Credential management and proper security around storage of data is critical for every business. In this case, the mixing of data all kept in one place compounded the severity of the breach as not only were BrandBQ’s customers made into vulnerable phishing targets, but their contractors are now also extremely susceptible to Business Email Compromise scams.


Know Your Breach: Düsseldorf University Hospital

The target: Düsseldorf University Hospital, a German teaching hospital

The take: A critically ill patient died as a result of the cyberattack on the hospital’s systems

The attack vector: A ransomware attack was carried out on the hospital’s systems, exploiting a vulnerability in their VPN. However – as the encryption attack caused the hospital’s computer system to become disconnected from the ambulance network, a critically ill patient had to be redirected to a remote hospital, and died after her admission to hospital was delayed by over an hour.

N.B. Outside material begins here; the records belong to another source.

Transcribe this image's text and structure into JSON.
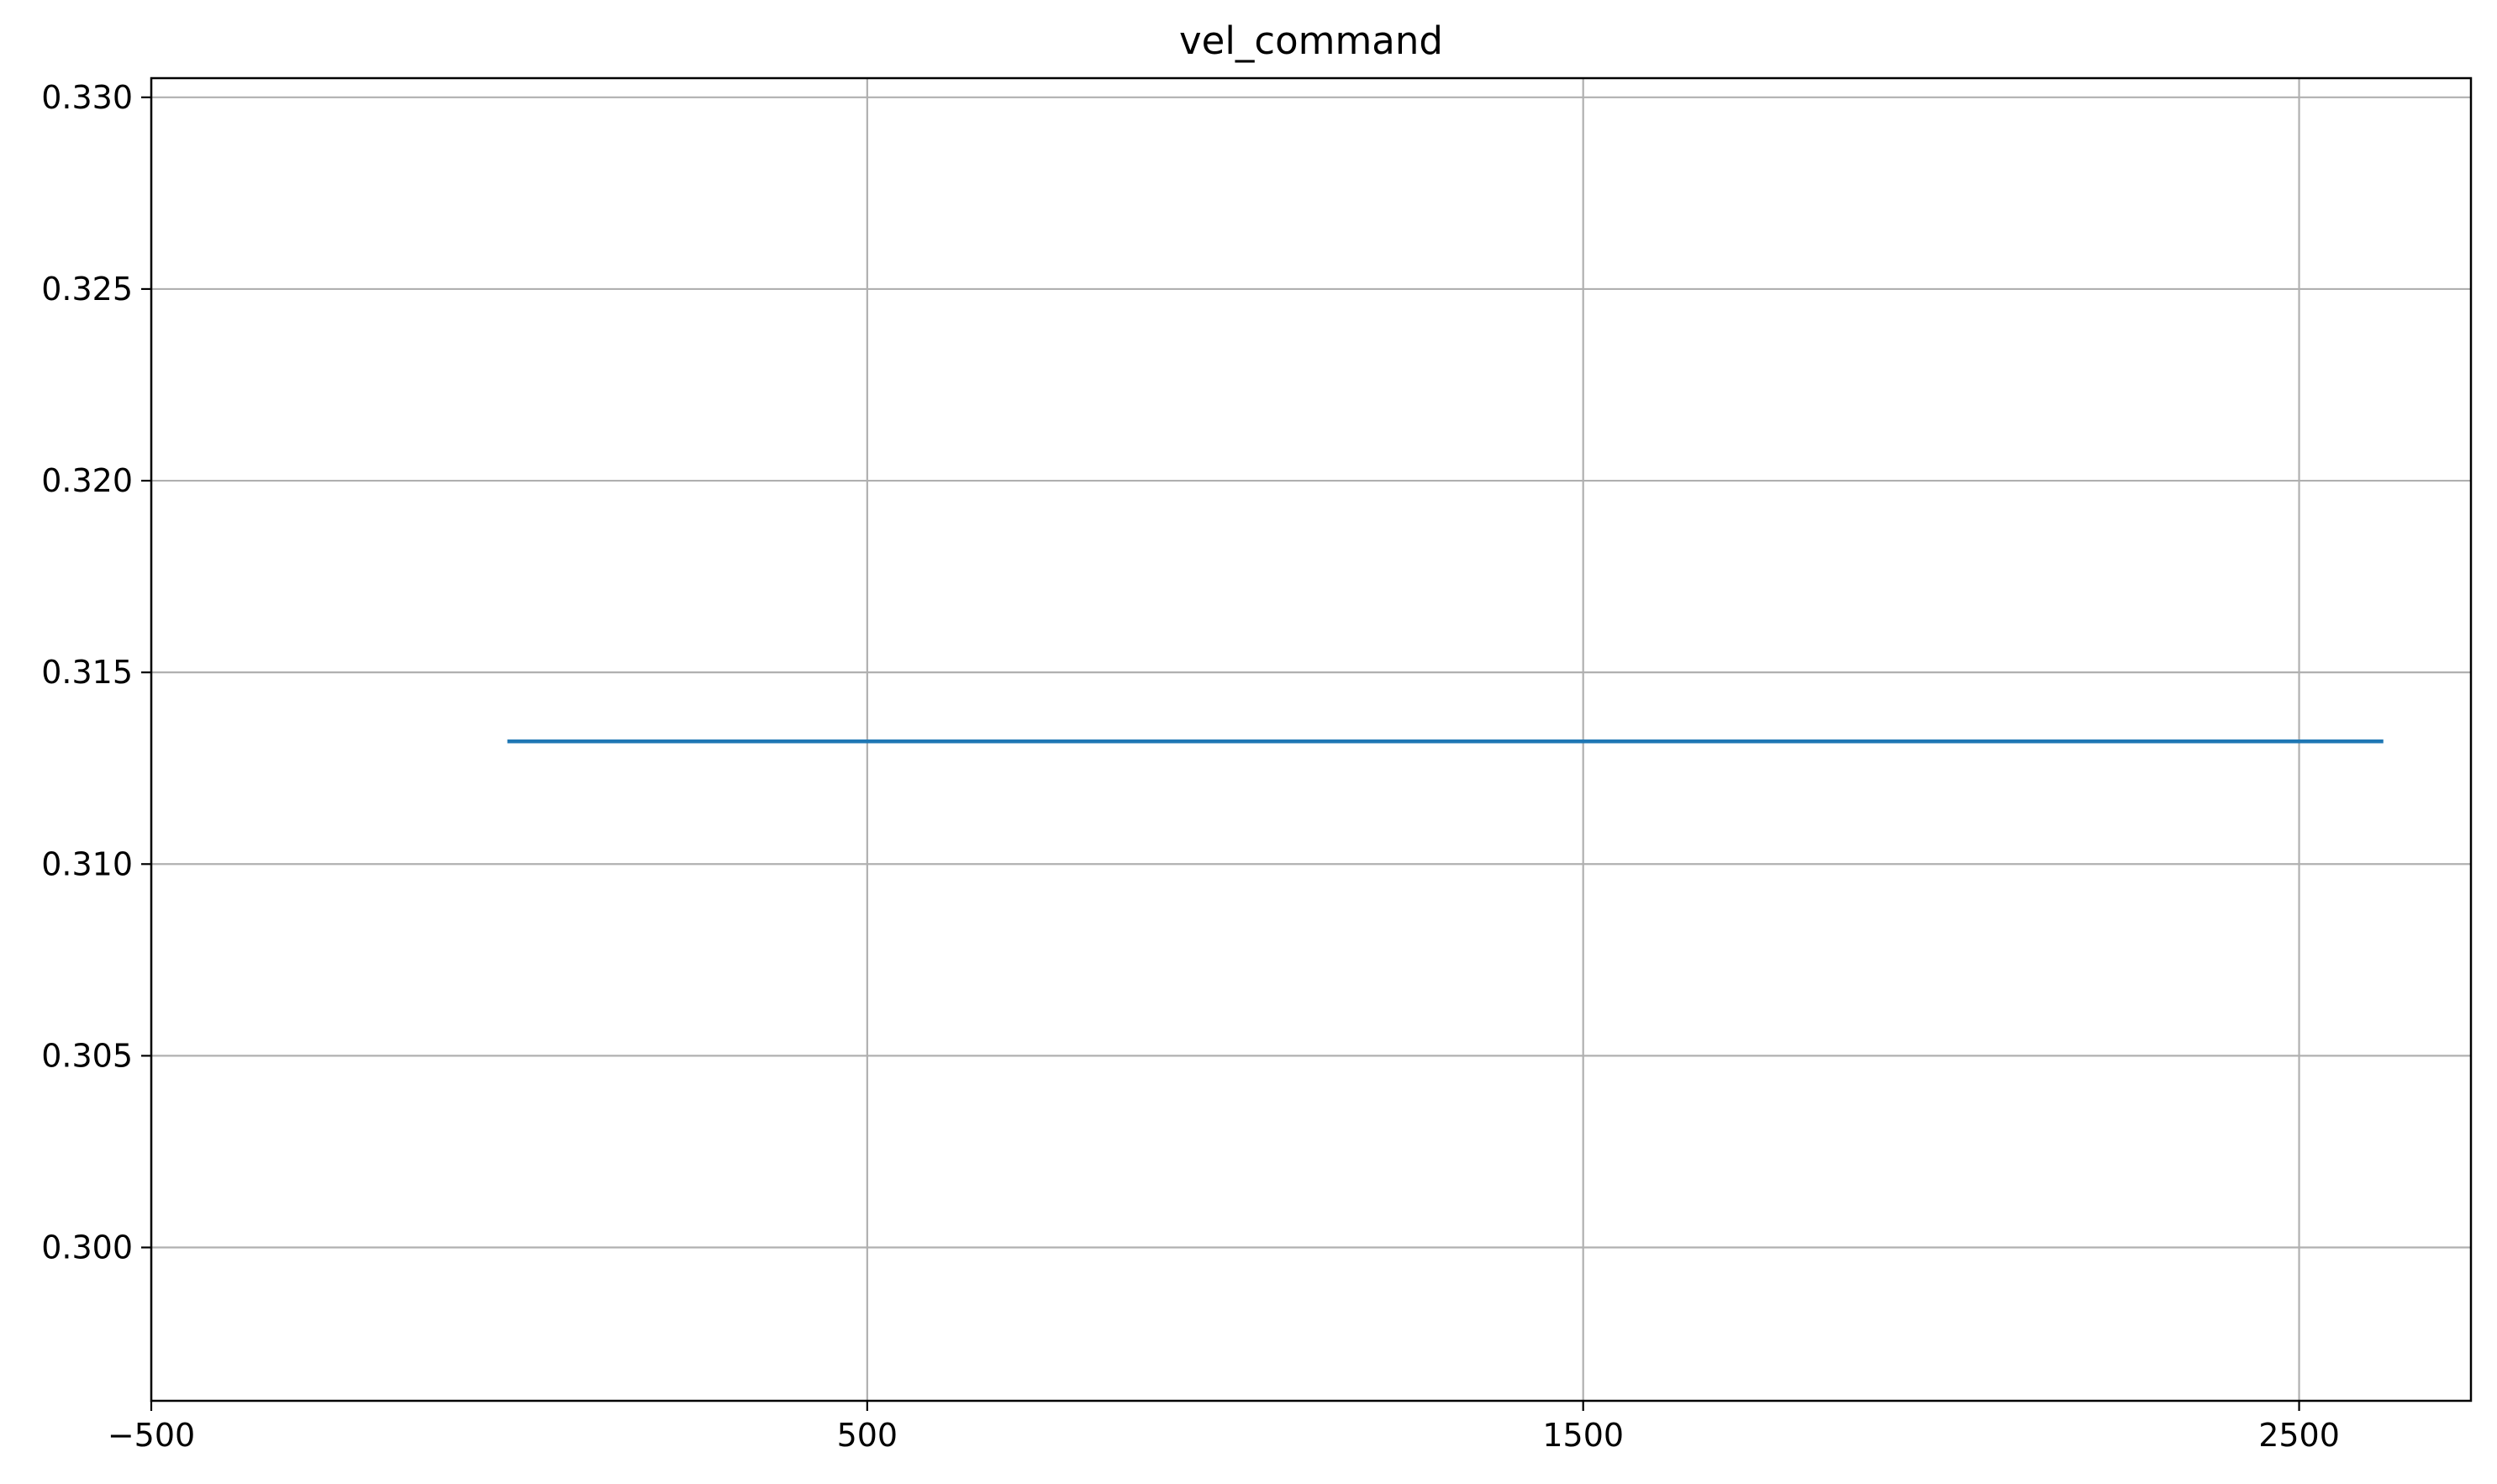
{
  "chart_data": {
    "type": "line",
    "title": "vel_command",
    "xlabel": "",
    "ylabel": "",
    "xlim": [
      -500,
      2740
    ],
    "ylim": [
      0.296,
      0.3305
    ],
    "grid": true,
    "x_ticks": [
      -500,
      500,
      1500,
      2500
    ],
    "x_tick_labels": [
      "−500",
      "500",
      "1500",
      "2500"
    ],
    "y_ticks": [
      0.3,
      0.305,
      0.31,
      0.315,
      0.32,
      0.325,
      0.33
    ],
    "y_tick_labels": [
      "0.300",
      "0.305",
      "0.310",
      "0.315",
      "0.320",
      "0.325",
      "0.330"
    ],
    "series": [
      {
        "name": "vel_command",
        "color": "#1f77b4",
        "x": [
          0,
          2615
        ],
        "y": [
          0.3132,
          0.3132
        ]
      }
    ]
  }
}
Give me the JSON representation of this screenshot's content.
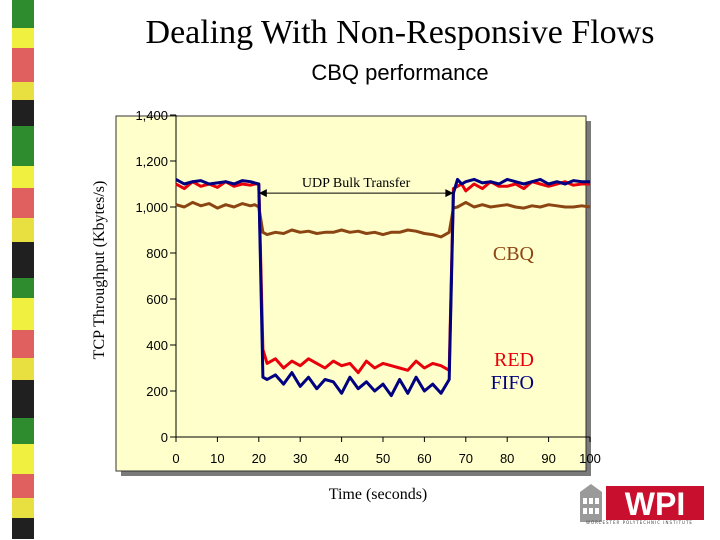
{
  "slide": {
    "title": "Dealing With Non-Responsive Flows",
    "subtitle": "CBQ performance"
  },
  "logo": {
    "text": "WPI",
    "tagline": "WORCESTER POLYTECHNIC INSTITUTE"
  },
  "colors": {
    "plot_background": "#ffffcc",
    "cbq": "#8b4513",
    "red": "#e8000b",
    "fifo": "#000080",
    "logo_red": "#c8102e",
    "stripe": [
      "#e8e040",
      "#2e8b2e",
      "#e06060",
      "#202020",
      "#f0f040"
    ]
  },
  "chart_data": {
    "type": "line",
    "xlabel": "Time (seconds)",
    "ylabel": "TCP Throughput (Kbytes/s)",
    "xlim": [
      0,
      100
    ],
    "ylim": [
      0,
      1400
    ],
    "xticks": [
      0,
      10,
      20,
      30,
      40,
      50,
      60,
      70,
      80,
      90,
      100
    ],
    "yticks": [
      0,
      200,
      400,
      600,
      800,
      1000,
      1200,
      1400
    ],
    "ytick_labels": [
      "0",
      "200",
      "400",
      "600",
      "800",
      "1,000",
      "1,200",
      "1,400"
    ],
    "grid": false,
    "annotation": {
      "text": "UDP Bulk Transfer",
      "x_start": 20,
      "x_end": 67,
      "y": 1130
    },
    "x": [
      0,
      2,
      4,
      6,
      8,
      10,
      12,
      14,
      16,
      18,
      19,
      20,
      21,
      22,
      24,
      26,
      28,
      30,
      32,
      34,
      36,
      38,
      40,
      42,
      44,
      46,
      48,
      50,
      52,
      54,
      56,
      58,
      60,
      62,
      64,
      66,
      67,
      68,
      69,
      70,
      72,
      74,
      76,
      78,
      80,
      82,
      84,
      86,
      88,
      90,
      92,
      94,
      96,
      98,
      100
    ],
    "series": [
      {
        "name": "CBQ",
        "values": [
          1010,
          1000,
          1020,
          1005,
          1015,
          995,
          1010,
          1000,
          1015,
          1005,
          1010,
          1000,
          890,
          880,
          890,
          885,
          900,
          890,
          895,
          885,
          890,
          890,
          900,
          890,
          895,
          885,
          890,
          880,
          890,
          890,
          900,
          895,
          885,
          880,
          870,
          890,
          995,
          1000,
          1010,
          1020,
          1000,
          1010,
          1000,
          1005,
          1010,
          1000,
          995,
          1005,
          1000,
          1010,
          1005,
          1000,
          1000,
          1005,
          1000
        ]
      },
      {
        "name": "RED",
        "values": [
          1100,
          1080,
          1110,
          1090,
          1100,
          1085,
          1110,
          1090,
          1100,
          1095,
          1100,
          1100,
          380,
          320,
          340,
          300,
          330,
          310,
          340,
          320,
          300,
          330,
          310,
          320,
          280,
          330,
          300,
          320,
          310,
          300,
          290,
          330,
          300,
          320,
          310,
          290,
          1080,
          1090,
          1100,
          1070,
          1100,
          1080,
          1110,
          1090,
          1090,
          1100,
          1080,
          1110,
          1100,
          1090,
          1100,
          1110,
          1095,
          1100,
          1100
        ]
      },
      {
        "name": "FIFO",
        "values": [
          1120,
          1100,
          1110,
          1115,
          1100,
          1105,
          1110,
          1100,
          1115,
          1110,
          1105,
          1100,
          260,
          250,
          270,
          230,
          280,
          220,
          260,
          210,
          250,
          240,
          190,
          260,
          210,
          240,
          200,
          230,
          180,
          250,
          190,
          260,
          200,
          230,
          190,
          250,
          1060,
          1120,
          1100,
          1110,
          1120,
          1105,
          1110,
          1100,
          1120,
          1110,
          1100,
          1110,
          1120,
          1100,
          1110,
          1100,
          1115,
          1110,
          1110
        ]
      }
    ],
    "series_labels": [
      {
        "text": "CBQ",
        "y": 800
      },
      {
        "text": "RED",
        "y": 340
      },
      {
        "text": "FIFO",
        "y": 240
      }
    ]
  }
}
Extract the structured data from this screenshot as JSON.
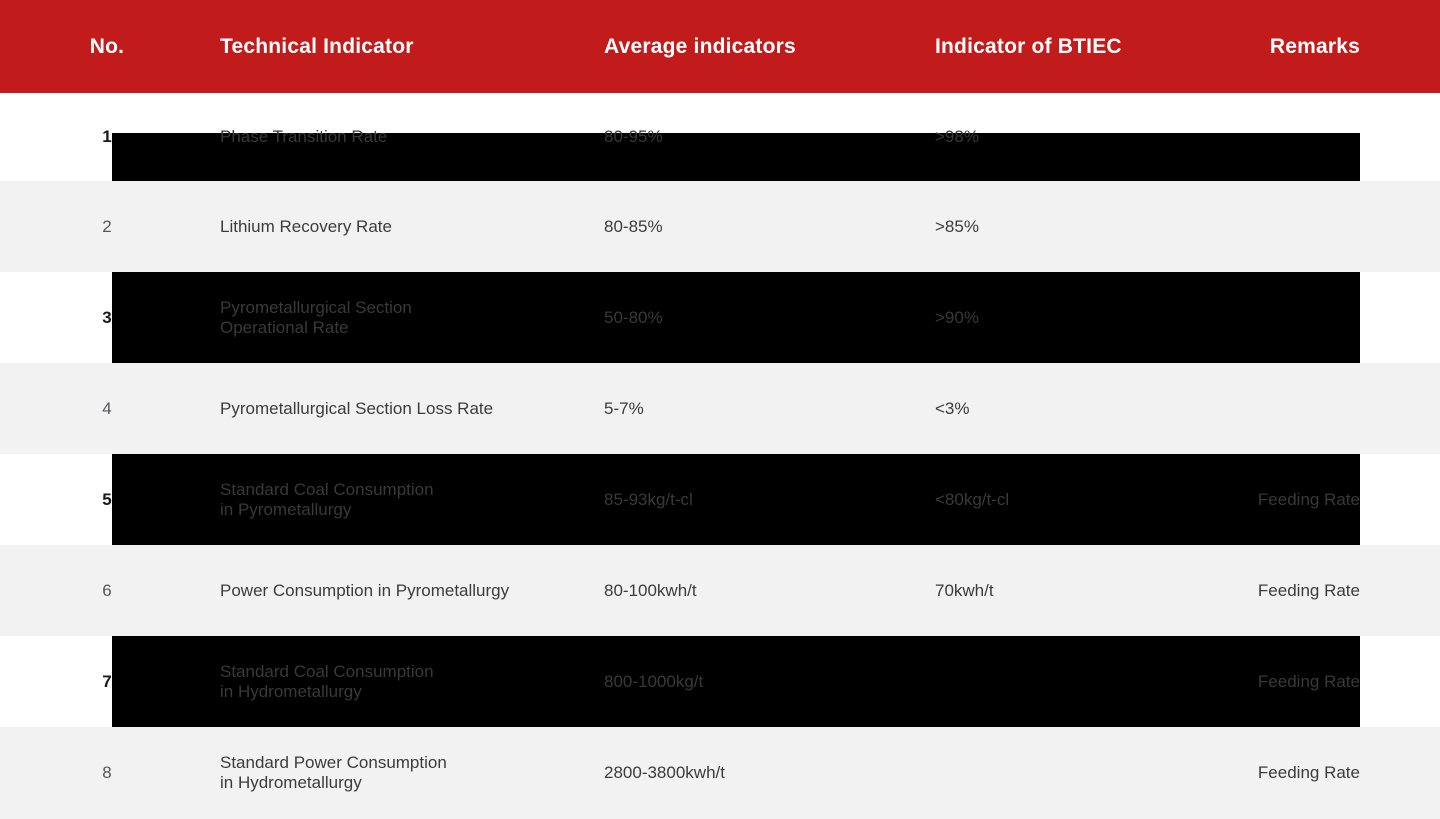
{
  "colors": {
    "header_bg": "#c21b1b",
    "header_text": "#ffffff",
    "row_bg": "#ffffff",
    "row_alt_bg": "#f2f2f2",
    "overlay": "#000000",
    "text": "#3c3c3e",
    "text_on_overlay": "#393939",
    "row_number_dark": "#1a1a1a",
    "row_number_light": "#55565a"
  },
  "header": {
    "columns": [
      {
        "key": "no",
        "label": "No."
      },
      {
        "key": "indicator",
        "label": "Technical Indicator"
      },
      {
        "key": "average",
        "label": "Average indicators"
      },
      {
        "key": "btiec",
        "label": "Indicator of BTIEC"
      },
      {
        "key": "remarks",
        "label": "Remarks"
      }
    ]
  },
  "table": {
    "rows": [
      {
        "no": "1",
        "indicator": "Phase Transition Rate",
        "average": "80-95%",
        "btiec": ">98%",
        "remarks": "",
        "highlighted": true,
        "overlay": "partial"
      },
      {
        "no": "2",
        "indicator": "Lithium Recovery Rate",
        "average": "80-85%",
        "btiec": ">85%",
        "remarks": "",
        "highlighted": false,
        "overlay": "none"
      },
      {
        "no": "3",
        "indicator": "Pyrometallurgical Section\nOperational Rate",
        "average": "50-80%",
        "btiec": ">90%",
        "remarks": "",
        "highlighted": true,
        "overlay": "full"
      },
      {
        "no": "4",
        "indicator": "Pyrometallurgical Section Loss Rate",
        "average": "5-7%",
        "btiec": "<3%",
        "remarks": "",
        "highlighted": false,
        "overlay": "none"
      },
      {
        "no": "5",
        "indicator": "Standard Coal Consumption\nin Pyrometallurgy",
        "average": "85-93kg/t-cl",
        "btiec": "<80kg/t-cl",
        "remarks": "Feeding Rate",
        "highlighted": true,
        "overlay": "full"
      },
      {
        "no": "6",
        "indicator": "Power Consumption in Pyrometallurgy",
        "average": "80-100kwh/t",
        "btiec": "70kwh/t",
        "remarks": "Feeding Rate",
        "highlighted": false,
        "overlay": "none"
      },
      {
        "no": "7",
        "indicator": "Standard Coal Consumption\nin Hydrometallurgy",
        "average": "800-1000kg/t",
        "btiec": "",
        "remarks": "Feeding Rate",
        "highlighted": true,
        "overlay": "full"
      },
      {
        "no": "8",
        "indicator": "Standard Power Consumption\nin Hydrometallurgy",
        "average": "2800-3800kwh/t",
        "btiec": "",
        "remarks": "Feeding Rate",
        "highlighted": false,
        "overlay": "none"
      }
    ]
  }
}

While hospitals are regular targets of ransomware attacks, this is the first known case where such an attack has cost a patient’s life, and is a stark reminder of the potential stakes. This attack was made possible by a security vulnerability in an off-the-shelf software product, which, for IT professionals, again, underlines the critical importance of maintaining patching procedures and ensuring that applications and appliances are maintained.


Know Your Breach: Razer

The target: Razer, an American-based maker of computer accessories and peripherals.

The take: 100,000 records of Personally Identifiable Information including: full name, email, phone number, internal customer ID, order number, billing and shipping address

The attack vector: The data was left unsecured due to a misconfiguration on an Elasticsearch server without any protection or credential management, leaving the information open to be downloaded by anyone with an internet connection. 

The information exposed poses great risk for Razer’s customers as social engineering attacks, such as fraud and phishing, could easily be crafted with precision by bad actors because of the leaked personally identifiable data. This breach highlights the critical importance of not only proper and secure configurations of storage where sensitive information is held, but also strict and robust policy around access and security.